A new set of brooches particularly display a bolder stroke — making, mixing an urban visual zap with Bosshard's habitual coolness. The key piece here is an experiment with free form and a larger scale: a lineal strip of silver is bent into a striking electric signature. The usual conventions of jewellery (solidity, the concealment of clasps and pins, the focus on the materials) are inverted: space becomes the dominant feature, and the lines which define themselves in that space. Thus the brooch pin is liberated from its usual role as practical appendage and becomes simply another line in space; an integral part of the design.

==As a teacher==

Bosshard has also played an important role as a teacher of younger jewellers, including Peter McKay, Vicki Mason and Lisa Walker. Vicki Mason says:

My love of metal came from him and Fluxus as at art school I’d majored in 'hard media' (stone, wood, bone, glass, plastic etc) as opposed to metal. This is a love affair that I can’t let go of. He imbued me with a sense of the history of working with metal.

==Fluxus==

In September 1983 Bosshard established Fluxus Contemporary Jewellery, a jewellery workshop and gallery, with Stephen Mulqueen in Dunedin; they were shortly joined by jeweller Georg Beer. Martha Moseth, writing in Craft New Zealand in 1985, stated

When goldsmiths Kobi Bosshard and Stephen Mulqueen opened Fluxus in September 1983 they were prepared for a few risks including a slow start and indeterminate debt. They have been surprised at the Gallery's success. On a 'bad' afternoon there are at least five potential customers and on a good day, thirty to forty. In its first eight months the Gallery has totalled over 200 sales and the future looks good.
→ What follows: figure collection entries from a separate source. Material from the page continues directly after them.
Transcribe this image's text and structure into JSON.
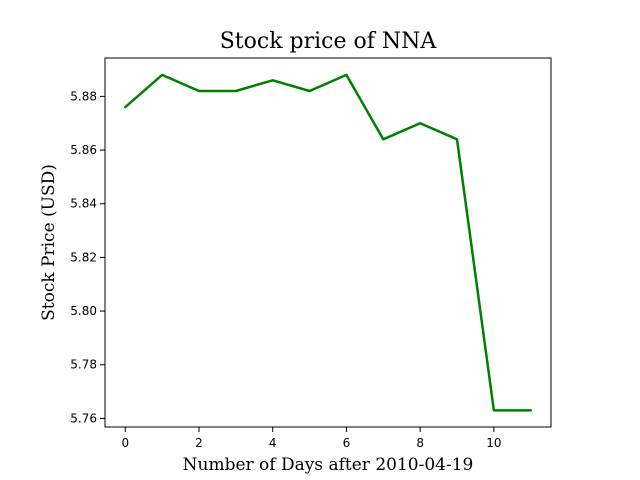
{
  "chart_data": {
    "type": "line",
    "title": "Stock price of NNA",
    "xlabel": "Number of Days after 2010-04-19",
    "ylabel": "Stock Price (USD)",
    "x": [
      0,
      1,
      2,
      3,
      4,
      5,
      6,
      7,
      8,
      9,
      10,
      11
    ],
    "series": [
      {
        "values": [
          5.876,
          5.888,
          5.882,
          5.882,
          5.886,
          5.882,
          5.888,
          5.864,
          5.87,
          5.864,
          5.763,
          5.763
        ],
        "color": "#008000"
      }
    ],
    "xlim": [
      -0.55,
      11.55
    ],
    "ylim": [
      5.7568,
      5.8943
    ],
    "xticks": [
      0,
      2,
      4,
      6,
      8,
      10
    ],
    "yticks": [
      5.76,
      5.78,
      5.8,
      5.82,
      5.84,
      5.86,
      5.88
    ],
    "ytick_labels": [
      "5.76",
      "5.78",
      "5.80",
      "5.82",
      "5.84",
      "5.86",
      "5.88"
    ],
    "grid": false,
    "legend": false
  }
}
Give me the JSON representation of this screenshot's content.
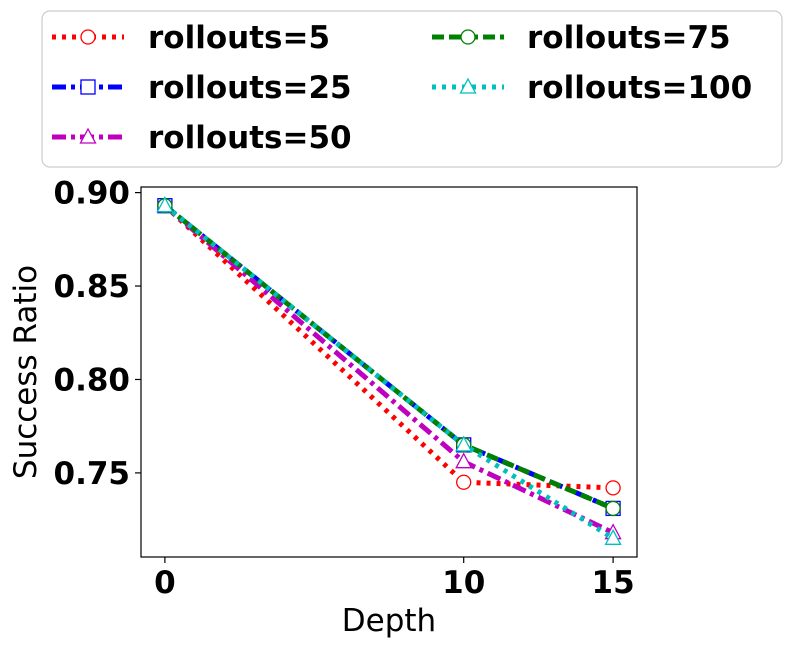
{
  "chart_data": {
    "type": "line",
    "title": "",
    "xlabel": "Depth",
    "ylabel": "Success Ratio",
    "x": [
      0,
      10,
      15
    ],
    "xlim": [
      -0.8,
      15.8
    ],
    "ylim": [
      0.705,
      0.903
    ],
    "xticks": [
      "0",
      "10",
      "15"
    ],
    "yticks": [
      "0.75",
      "0.80",
      "0.85",
      "0.90"
    ],
    "grid": false,
    "legend_position": "top (above plot, two columns)",
    "series": [
      {
        "name": "rollouts=5",
        "values": [
          0.893,
          0.745,
          0.742
        ],
        "color": "#ff0000",
        "linestyle": "dotted",
        "marker": "circle"
      },
      {
        "name": "rollouts=25",
        "values": [
          0.893,
          0.765,
          0.731
        ],
        "color": "#0000ff",
        "linestyle": "dashdot",
        "marker": "square"
      },
      {
        "name": "rollouts=50",
        "values": [
          0.893,
          0.756,
          0.718
        ],
        "color": "#bf00bf",
        "linestyle": "dashdot",
        "marker": "triangle"
      },
      {
        "name": "rollouts=75",
        "values": [
          0.893,
          0.765,
          0.731
        ],
        "color": "#008000",
        "linestyle": "dashed",
        "marker": "circle"
      },
      {
        "name": "rollouts=100",
        "values": [
          0.893,
          0.765,
          0.715
        ],
        "color": "#00bfbf",
        "linestyle": "dotted",
        "marker": "triangle"
      }
    ]
  }
}
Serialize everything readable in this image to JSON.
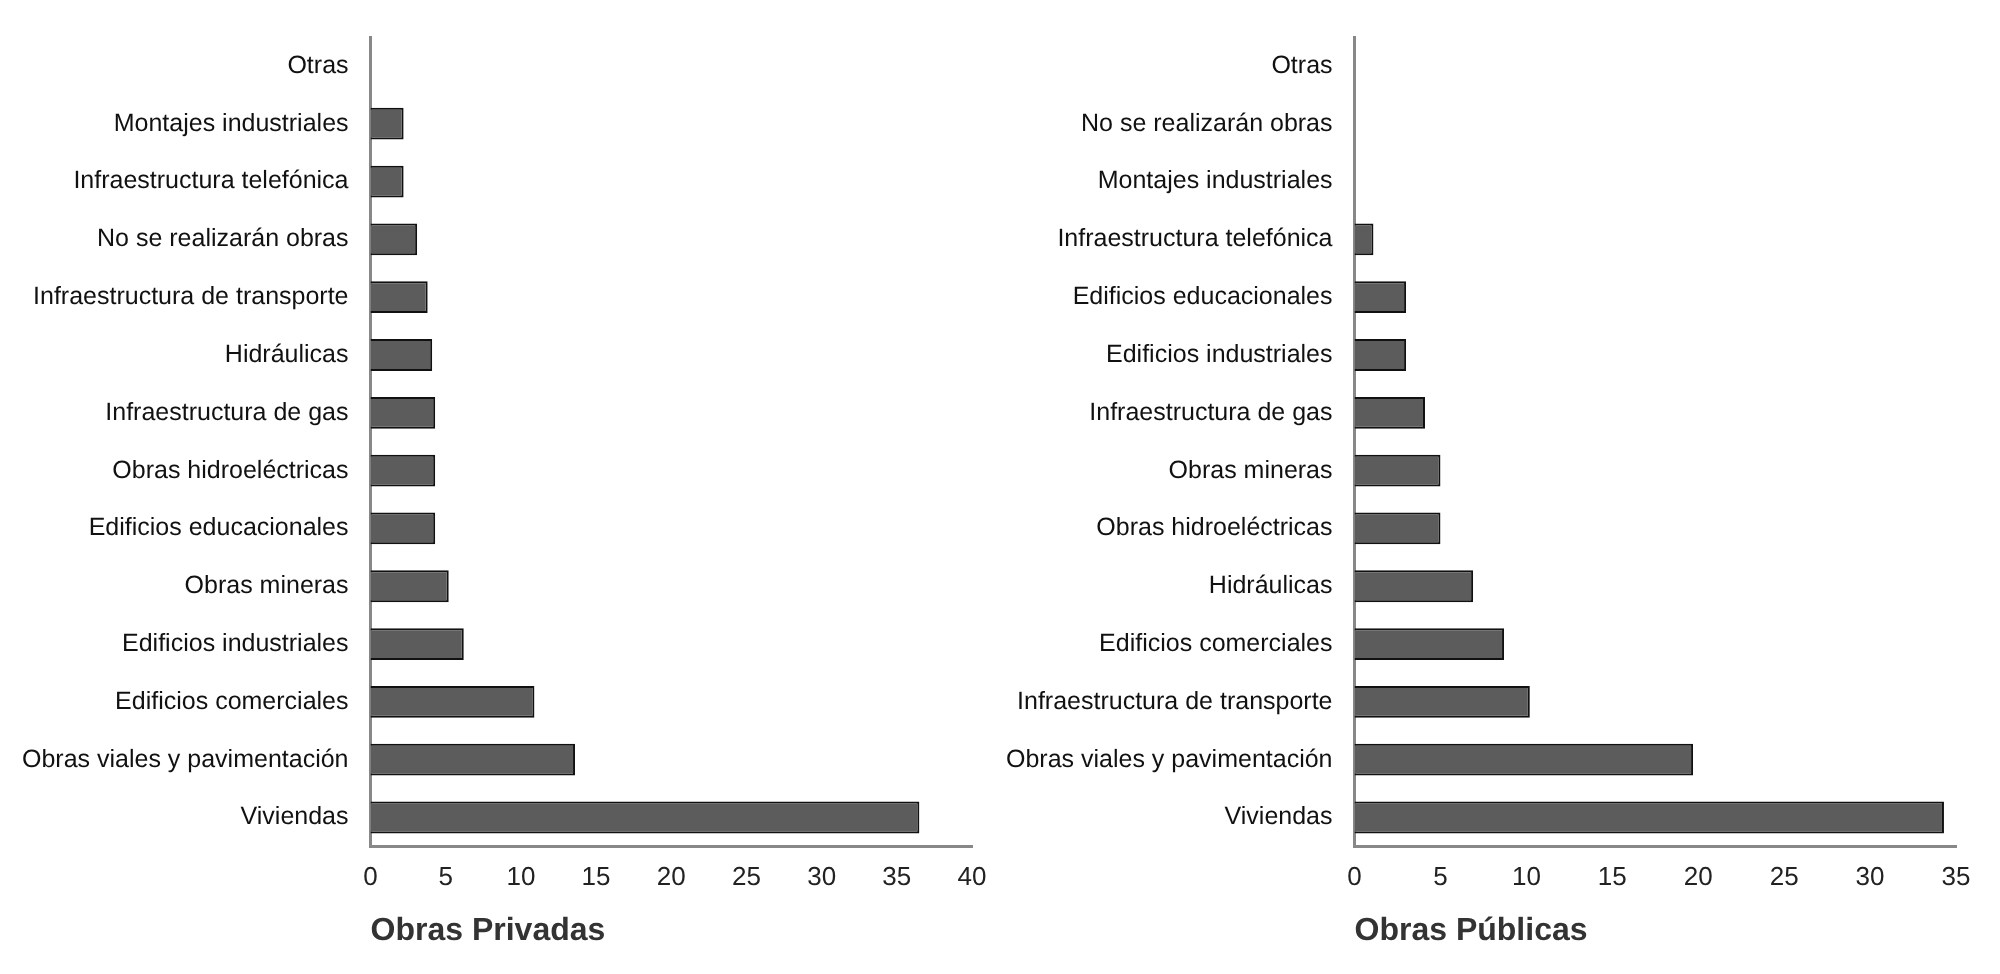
{
  "chart_data": [
    {
      "type": "bar",
      "orientation": "horizontal",
      "xlabel": "Obras Privadas",
      "categories": [
        "Otras",
        "Montajes industriales",
        "Infraestructura telefónica",
        "No se realizarán obras",
        "Infraestructura de transporte",
        "Hidráulicas",
        "Infraestructura de gas",
        "Obras hidroeléctricas",
        "Edificios educacionales",
        "Obras mineras",
        "Edificios industriales",
        "Edificios comerciales",
        "Obras viales y pavimentación",
        "Viviendas"
      ],
      "values": [
        0,
        2.2,
        2.2,
        3.1,
        3.8,
        4.1,
        4.3,
        4.3,
        4.3,
        5.2,
        6.2,
        10.9,
        13.6,
        36.5
      ],
      "color": "#5c5c5c",
      "xlim": [
        0,
        40
      ],
      "xticks": [
        0,
        5,
        10,
        15,
        20,
        25,
        30,
        35,
        40
      ],
      "grid": false,
      "legend": false
    },
    {
      "type": "bar",
      "orientation": "horizontal",
      "xlabel": "Obras Públicas",
      "categories": [
        "Otras",
        "No se realizarán obras",
        "Montajes industriales",
        "Infraestructura telefónica",
        "Edificios educacionales",
        "Edificios industriales",
        "Infraestructura de gas",
        "Obras mineras",
        "Obras hidroeléctricas",
        "Hidráulicas",
        "Edificios comerciales",
        "Infraestructura de transporte",
        "Obras viales y pavimentación",
        "Viviendas"
      ],
      "values": [
        0,
        0,
        0,
        1.1,
        3.0,
        3.0,
        4.1,
        5.0,
        5.0,
        6.9,
        8.7,
        10.2,
        19.7,
        34.3
      ],
      "color": "#5c5c5c",
      "xlim": [
        0,
        35
      ],
      "xticks": [
        0,
        5,
        10,
        15,
        20,
        25,
        30,
        35
      ],
      "grid": false,
      "legend": false
    }
  ]
}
The launch of Fluxus was motivated by 'frustration with limited access to customers and a faith in the future of contemporary jewellery'. The name 'Fluxus' was chosen 'for two reasons: for its reference to the 'flowing' agent, like Borax, that goldsmiths use and for the idea of flux, or change, which is part of the Gallery's philosophy of adapting to the needs of the artists and the community'. The gallery was modelled on Auckland's Fingers, functioning as a cooperative. In addition to the jewellers selling their own work a production line of jewellery was made and sold under the Fluxus name.

==Curatorial roles==

Bosshard was a member of the selection panel for the influential 1988 Bone Stone Shell exhibition of contemporary New Zealand jewellery. In 1996 he curated the second New Zealand Jewellery Biennial, titled Same But Different, at The Dowse Art Museum. The exhibition had two key themes: 'that contemporary jewellery should remember the needs of the wearer; and that production jewellery was an honourable and important part of contemporary jewellery'.

==Recognitions==

In 2012 Bosshard was recognised as a Master of Craft by Objectspace, an honour accompanied by a major touring retrospective exhibition and publication.

==2017 documentary 'Kobi'==

A documentary about Bosshard's life and work, 'Kobi', will premiere at the 2017 New Zealand International Film Festival in July 2017. The film is produced by Torchlight Films and directed by Bosshard's daughter, film maker Andrea Bosshard.

==Collections==

Bosshard's work is held in the Auckland War Memorial Museum, the Museum of New Zealand Te Papa Tongarewa and The Dowse Art Museum.